Soyons lucides, l’Europe joue sa survie.

Une déflagration en chaîne entraîne les pays les uns après les autres dans la débâcle. On croyait le FMI réservé aux pays du Sud. Désormais, il doit se mobiliser pour les économies du nord : d’abord la Grèce, ensuite l’Irlande. Déjà les marchés lorgnent leurs prochaines victimes : le Portugal, l’Espagne, plus loin l’Italie.

L’euro qui était notre bouée – et qui l’a encore été pendant la crise, rappelons-le – l’euro ne doit pas devenir notre boulet, à cause de postures dogmatiques et de querelles de gouvernements. L’euro trop fort c’est des usines qui ferment et des emplois qui partent.

Ayons la lucidité d’admettre que notre pays souffre.

Il y a une dépression française.

La France est fatiguée. Chez beaucoup de Français il y a le sentiment d’être à bout, qu’après déjà beaucoup d’efforts, ils ne peuvent plus faire face et qu’il suffirait d’un accident de plus pour que survienne le dérapage.

La France a peur. Elle a peur pour son avenir, qu’elle sent confusément plus dur que le présent, elle a peur de sa jeunesse, elle a peur du monde et de la mondialisation parce qu’elles remettent en cause nos positions.

La France enfin se referme sur elle-même. A l’heure où dans le monde on entend s’exprimer l’optimisme et l’enthousiasme de peuples entiers, en France, on vit sous l’emprise d’un nouveau mal du siècle. Du sentiment que tout a déjà été dit, écrit, inventé, essayé.

La vérité de la France de 2010, c’est l’enfermement que nous subissons chaque jour Qui peut dire que nous soyons vraiment libres de nos choix ?

Les conditions de travail créent des dépendances insupportables.

C’est vrai pour le travail posté, où tout est réglé et minuté dans les moindres détails. C’est vrai pour l’agriculture. Je l’ai vu en Haute-Saône en rencontrant une famille d’éleveurs laitiers. Ils se sentent sous la coupe des prix fixés par la centrale d’achat. C’est vrai pour les PME face aux grandes entreprises qui sont souvent leur donneur d’ordre unique, comme me l’ont dit ces entrepreneurs à Dijon.

Face à l’Etat aussi, combien de dépendances pesantes.

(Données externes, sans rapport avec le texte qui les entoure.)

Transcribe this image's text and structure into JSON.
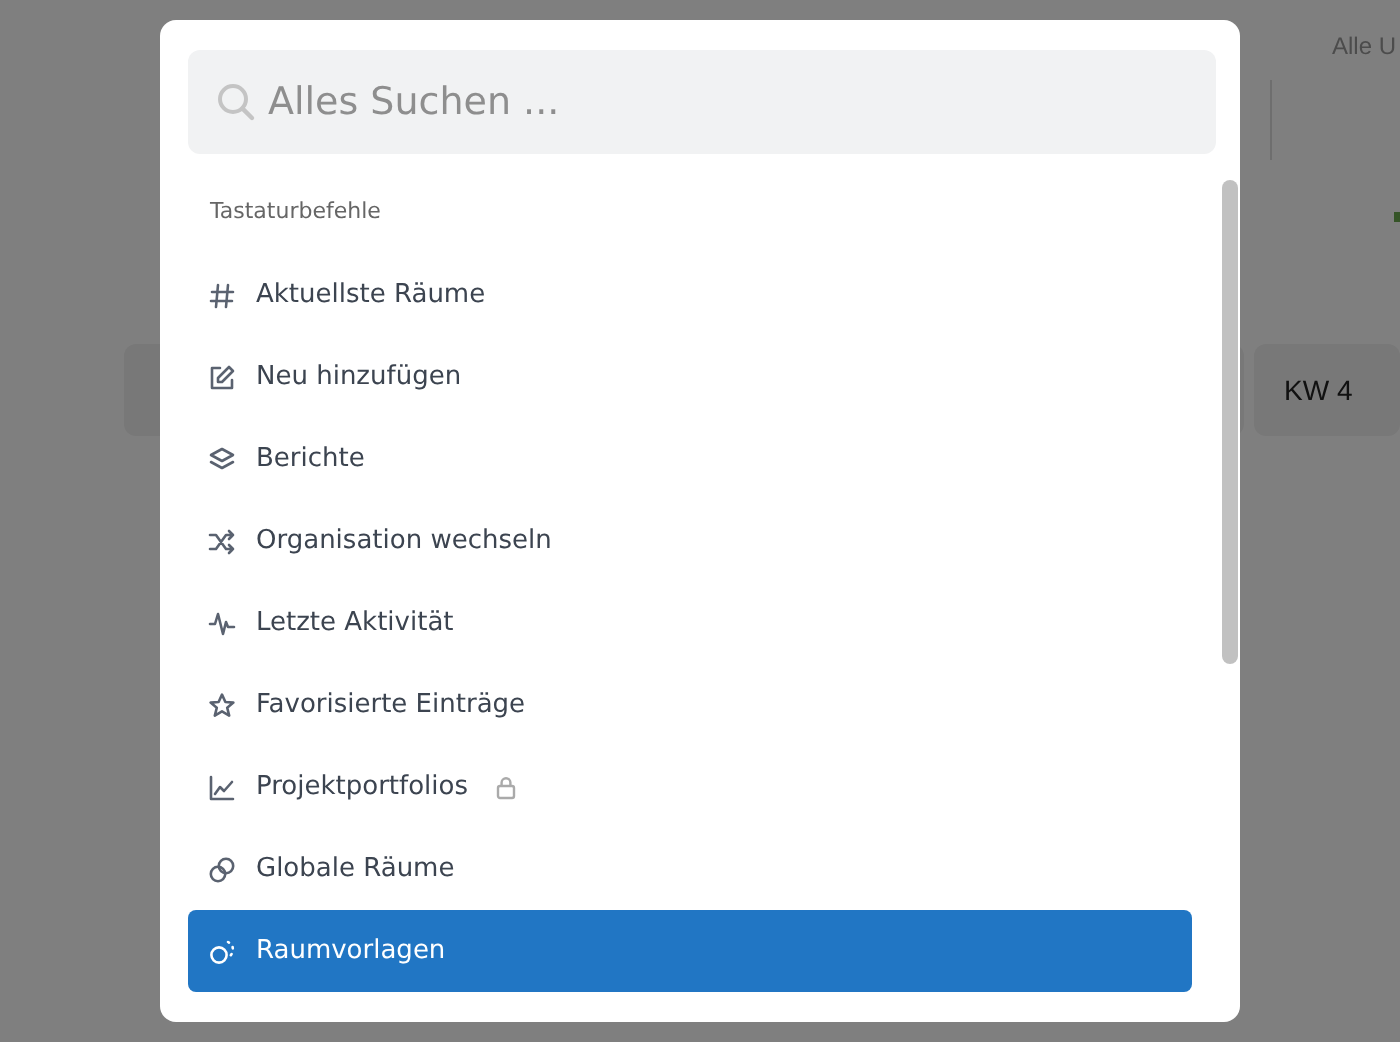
{
  "background": {
    "header_text": "Alle U",
    "week_card": "KW 4"
  },
  "command_palette": {
    "search": {
      "placeholder": "Alles Suchen ..."
    },
    "section_title": "Tastaturbefehle",
    "items": [
      {
        "label": "Aktuellste Räume",
        "selected": false,
        "locked": false
      },
      {
        "label": "Neu hinzufügen",
        "selected": false,
        "locked": false
      },
      {
        "label": "Berichte",
        "selected": false,
        "locked": false
      },
      {
        "label": "Organisation wechseln",
        "selected": false,
        "locked": false
      },
      {
        "label": "Letzte Aktivität",
        "selected": false,
        "locked": false
      },
      {
        "label": "Favorisierte Einträge",
        "selected": false,
        "locked": false
      },
      {
        "label": "Projektportfolios",
        "selected": false,
        "locked": true
      },
      {
        "label": "Globale Räume",
        "selected": false,
        "locked": false
      },
      {
        "label": "Raumvorlagen",
        "selected": true,
        "locked": false
      }
    ]
  }
}
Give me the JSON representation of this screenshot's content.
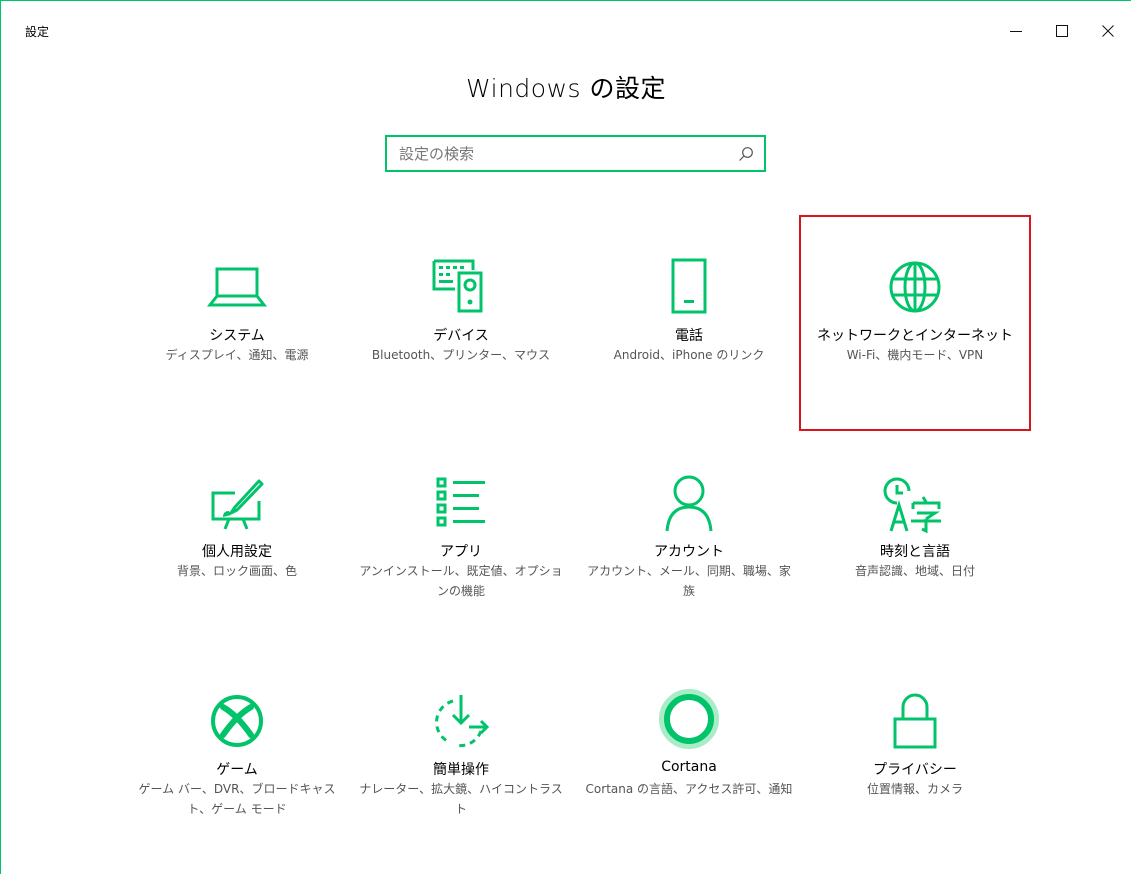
{
  "window": {
    "title": "設定",
    "controls": {
      "minimize": "—",
      "maximize": "☐",
      "close": "✕"
    }
  },
  "heading": "Windows の設定",
  "search": {
    "placeholder": "設定の検索",
    "value": ""
  },
  "accent_color": "#00c36a",
  "highlight_color": "#d9141c",
  "tiles": [
    {
      "id": "system",
      "icon": "laptop-icon",
      "title": "システム",
      "desc": "ディスプレイ、通知、電源"
    },
    {
      "id": "devices",
      "icon": "keyboard-speaker-icon",
      "title": "デバイス",
      "desc": "Bluetooth、プリンター、マウス"
    },
    {
      "id": "phone",
      "icon": "phone-icon",
      "title": "電話",
      "desc": "Android、iPhone のリンク"
    },
    {
      "id": "network",
      "icon": "globe-icon",
      "title": "ネットワークとインターネット",
      "desc": "Wi-Fi、機内モード、VPN"
    },
    {
      "id": "personalization",
      "icon": "paint-icon",
      "title": "個人用設定",
      "desc": "背景、ロック画面、色"
    },
    {
      "id": "apps",
      "icon": "apps-list-icon",
      "title": "アプリ",
      "desc": "アンインストール、既定値、オプションの機能"
    },
    {
      "id": "accounts",
      "icon": "person-icon",
      "title": "アカウント",
      "desc": "アカウント、メール、同期、職場、家族"
    },
    {
      "id": "time-language",
      "icon": "time-language-icon",
      "title": "時刻と言語",
      "desc": "音声認識、地域、日付"
    },
    {
      "id": "gaming",
      "icon": "xbox-icon",
      "title": "ゲーム",
      "desc": "ゲーム バー、DVR、ブロードキャスト、ゲーム モード"
    },
    {
      "id": "ease-of-access",
      "icon": "ease-of-access-icon",
      "title": "簡単操作",
      "desc": "ナレーター、拡大鏡、ハイコントラスト"
    },
    {
      "id": "cortana",
      "icon": "cortana-icon",
      "title": "Cortana",
      "desc": "Cortana の言語、アクセス許可、通知"
    },
    {
      "id": "privacy",
      "icon": "lock-icon",
      "title": "プライバシー",
      "desc": "位置情報、カメラ"
    }
  ]
}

Dans notre Etat-Providence, l’assistanat empêche de donner les moyens de sortir de la misère. On maintient en survie sans chercher à donner d’autre perspective que la colère.

Les artisans, les travailleurs indépendants, les professions libérales sont soumis à une bureaucratie tatillonne et paralysante. Tout le monde est d’accord pour dire qu’il faut embaucher. Quand on le fait, combien de déclarations, de formulaires, de contrôles, décourageant même les plus motivés ?

Le contribuable, quant à lui, supporte une fiscalité complexe et trop souvent incompréhensible.

En un mot, la société française étouffe dans un carcan.

Le diplôme dicte chez nous le cours d’une vie. Comme si tout était écrit une fois pour toutes. Pourtant qu’est-ce qui compte vraiment ? Le mérite, l’énergie, la volonté. Les quartiers deviennent des zones fermées dont on ne parvient plus à sortir. Quel gâchis, quand on en connaît les énergies, le désir d’initiative, les espoirs. De même, les discriminations nées de l’ignorance, de la haine ou de la peur empêchent de vivre selon sa liberté, face au racisme, à l’antisémitisme, face à la xénophobie et à l’homophobie.

Pourquoi sommes-nous ainsi plongés dans l’impuissance ?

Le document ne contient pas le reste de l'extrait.